Food Volume Estimation Based on Deep Learning View Synthesis from a Single Depth Map
Hamlyn Centre, Department of Surgery and Cancer, Imperial College London, London SW7 2AZ, UK
Hamlyn Centre, Department of Computing, Imperial College London, London SW7 2AZ, UK
Author to whom correspondence should be addressed.
Nutrients 2018, 10(12), 2005; https://doi.org/10.3390/nu10122005
Received: 30 October 2018 / Revised: 10 December 2018 / Accepted: 16 December 2018 / Published: 18 December 2018
(This article belongs to the Special Issue Food Portion Size in Relation to Diet and Health)
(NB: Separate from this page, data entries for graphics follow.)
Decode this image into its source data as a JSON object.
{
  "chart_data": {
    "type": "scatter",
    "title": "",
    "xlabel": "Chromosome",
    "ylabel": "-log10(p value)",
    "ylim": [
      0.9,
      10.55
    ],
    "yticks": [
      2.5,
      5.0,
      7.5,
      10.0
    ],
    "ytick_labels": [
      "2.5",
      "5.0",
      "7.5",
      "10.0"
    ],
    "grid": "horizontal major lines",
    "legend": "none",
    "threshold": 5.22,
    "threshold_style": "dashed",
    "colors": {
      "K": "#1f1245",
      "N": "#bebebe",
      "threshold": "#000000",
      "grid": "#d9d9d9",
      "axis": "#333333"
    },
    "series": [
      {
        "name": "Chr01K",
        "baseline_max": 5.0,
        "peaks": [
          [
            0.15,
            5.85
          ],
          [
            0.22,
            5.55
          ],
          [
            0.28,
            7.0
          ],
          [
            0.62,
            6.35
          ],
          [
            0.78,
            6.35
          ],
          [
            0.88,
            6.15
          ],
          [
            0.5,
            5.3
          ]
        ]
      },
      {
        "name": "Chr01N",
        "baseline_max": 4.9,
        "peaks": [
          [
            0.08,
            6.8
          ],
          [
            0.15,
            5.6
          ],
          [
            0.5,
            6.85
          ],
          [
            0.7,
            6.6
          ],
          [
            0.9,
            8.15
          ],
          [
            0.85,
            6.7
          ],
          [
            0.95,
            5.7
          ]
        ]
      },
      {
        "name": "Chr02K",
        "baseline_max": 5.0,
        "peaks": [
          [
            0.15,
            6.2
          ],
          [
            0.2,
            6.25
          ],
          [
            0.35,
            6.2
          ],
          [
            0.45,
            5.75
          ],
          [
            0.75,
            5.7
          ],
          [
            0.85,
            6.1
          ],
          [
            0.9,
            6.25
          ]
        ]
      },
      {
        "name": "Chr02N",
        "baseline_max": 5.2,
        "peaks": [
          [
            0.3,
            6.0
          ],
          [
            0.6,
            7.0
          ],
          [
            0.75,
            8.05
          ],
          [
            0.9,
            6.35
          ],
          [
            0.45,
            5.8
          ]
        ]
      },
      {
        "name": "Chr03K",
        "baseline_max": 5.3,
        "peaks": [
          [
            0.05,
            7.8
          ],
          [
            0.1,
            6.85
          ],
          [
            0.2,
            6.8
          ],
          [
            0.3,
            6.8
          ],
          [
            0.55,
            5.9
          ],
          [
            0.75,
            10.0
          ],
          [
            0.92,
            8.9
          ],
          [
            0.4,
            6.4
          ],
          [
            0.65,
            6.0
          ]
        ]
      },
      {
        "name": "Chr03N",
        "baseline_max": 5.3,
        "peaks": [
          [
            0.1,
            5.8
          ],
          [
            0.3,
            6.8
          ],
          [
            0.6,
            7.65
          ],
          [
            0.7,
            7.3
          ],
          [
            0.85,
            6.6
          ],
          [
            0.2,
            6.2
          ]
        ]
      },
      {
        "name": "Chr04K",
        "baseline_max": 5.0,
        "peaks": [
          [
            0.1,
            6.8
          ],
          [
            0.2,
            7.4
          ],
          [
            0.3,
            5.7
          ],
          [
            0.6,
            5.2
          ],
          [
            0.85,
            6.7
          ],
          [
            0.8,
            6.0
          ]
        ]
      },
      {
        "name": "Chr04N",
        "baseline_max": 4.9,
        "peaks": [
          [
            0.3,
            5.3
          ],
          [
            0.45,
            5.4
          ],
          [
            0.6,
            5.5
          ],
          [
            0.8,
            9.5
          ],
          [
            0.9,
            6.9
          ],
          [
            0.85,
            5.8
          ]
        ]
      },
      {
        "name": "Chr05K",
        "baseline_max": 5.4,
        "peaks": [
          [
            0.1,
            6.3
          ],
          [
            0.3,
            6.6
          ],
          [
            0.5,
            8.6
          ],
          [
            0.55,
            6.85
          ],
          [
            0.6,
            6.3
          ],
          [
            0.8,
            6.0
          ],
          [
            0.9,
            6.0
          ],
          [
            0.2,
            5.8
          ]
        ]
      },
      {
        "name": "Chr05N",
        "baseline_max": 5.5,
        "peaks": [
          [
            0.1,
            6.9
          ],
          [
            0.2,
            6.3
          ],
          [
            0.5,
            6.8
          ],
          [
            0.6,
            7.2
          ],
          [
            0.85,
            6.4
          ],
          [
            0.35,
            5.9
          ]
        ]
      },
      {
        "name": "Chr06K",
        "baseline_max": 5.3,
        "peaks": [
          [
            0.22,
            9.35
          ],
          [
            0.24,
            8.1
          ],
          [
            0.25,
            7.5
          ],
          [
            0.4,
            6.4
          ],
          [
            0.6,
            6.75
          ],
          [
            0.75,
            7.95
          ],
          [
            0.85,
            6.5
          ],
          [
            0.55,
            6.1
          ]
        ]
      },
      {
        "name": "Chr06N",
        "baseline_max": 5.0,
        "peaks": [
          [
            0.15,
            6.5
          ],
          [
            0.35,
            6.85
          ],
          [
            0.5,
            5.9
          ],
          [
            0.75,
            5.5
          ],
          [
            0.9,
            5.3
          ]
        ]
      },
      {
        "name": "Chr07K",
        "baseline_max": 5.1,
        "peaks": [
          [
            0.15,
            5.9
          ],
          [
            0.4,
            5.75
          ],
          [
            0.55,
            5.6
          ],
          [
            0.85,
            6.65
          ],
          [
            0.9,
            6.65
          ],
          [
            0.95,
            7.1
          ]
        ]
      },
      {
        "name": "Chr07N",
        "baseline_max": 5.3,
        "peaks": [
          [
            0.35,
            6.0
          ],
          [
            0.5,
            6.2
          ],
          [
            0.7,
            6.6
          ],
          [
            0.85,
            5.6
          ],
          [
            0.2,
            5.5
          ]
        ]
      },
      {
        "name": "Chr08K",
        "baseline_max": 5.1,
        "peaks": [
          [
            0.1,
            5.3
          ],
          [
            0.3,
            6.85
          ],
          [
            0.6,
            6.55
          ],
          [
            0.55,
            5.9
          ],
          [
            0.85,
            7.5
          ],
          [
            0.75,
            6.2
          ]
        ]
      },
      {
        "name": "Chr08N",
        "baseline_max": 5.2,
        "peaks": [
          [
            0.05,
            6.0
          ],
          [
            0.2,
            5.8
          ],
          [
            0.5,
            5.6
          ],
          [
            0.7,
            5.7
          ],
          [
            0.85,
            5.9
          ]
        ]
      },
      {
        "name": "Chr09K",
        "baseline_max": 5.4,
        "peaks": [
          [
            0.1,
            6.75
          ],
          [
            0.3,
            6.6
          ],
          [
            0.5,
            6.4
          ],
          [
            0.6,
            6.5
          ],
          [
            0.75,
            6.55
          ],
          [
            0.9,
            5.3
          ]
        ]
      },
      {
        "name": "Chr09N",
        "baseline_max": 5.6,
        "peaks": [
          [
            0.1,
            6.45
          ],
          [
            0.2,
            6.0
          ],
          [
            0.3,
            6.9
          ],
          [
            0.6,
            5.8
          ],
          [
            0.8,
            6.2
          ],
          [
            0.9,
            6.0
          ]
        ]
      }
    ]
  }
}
An objective dietary assessment system can help users to understand their dietary behavior and enable targeted interventions to address underlying health problems. To accurately quantify dietary intake, measurement of the portion size or food volume is required. For volume estimation, previous research studies mostly focused on using model-based or stereo-based approaches which rely on manual intervention or require users to capture multiple frames from different viewing angles which can be tedious. In this paper, a view synthesis approach based on deep learning is proposed to reconstruct 3D point clouds of food items and estimate the volume from a single depth image. A distinct neural network is designed to use a depth image from one viewing angle to predict another depth image captured from the corresponding opposite viewing angle. The whole 3D point cloud map is then reconstructed by fusing the initial data points with the synthesized points of the object items through the proposed point cloud completion and Iterative Closest Point (ICP) algorithms. Furthermore, a database with depth images of food object items captured from different viewing angles is constructed with image rendering and used to validate the proposed neural network. The methodology is then evaluated by comparing the volume estimated by the synthesized 3D point cloud with the ground truth volume of the object items.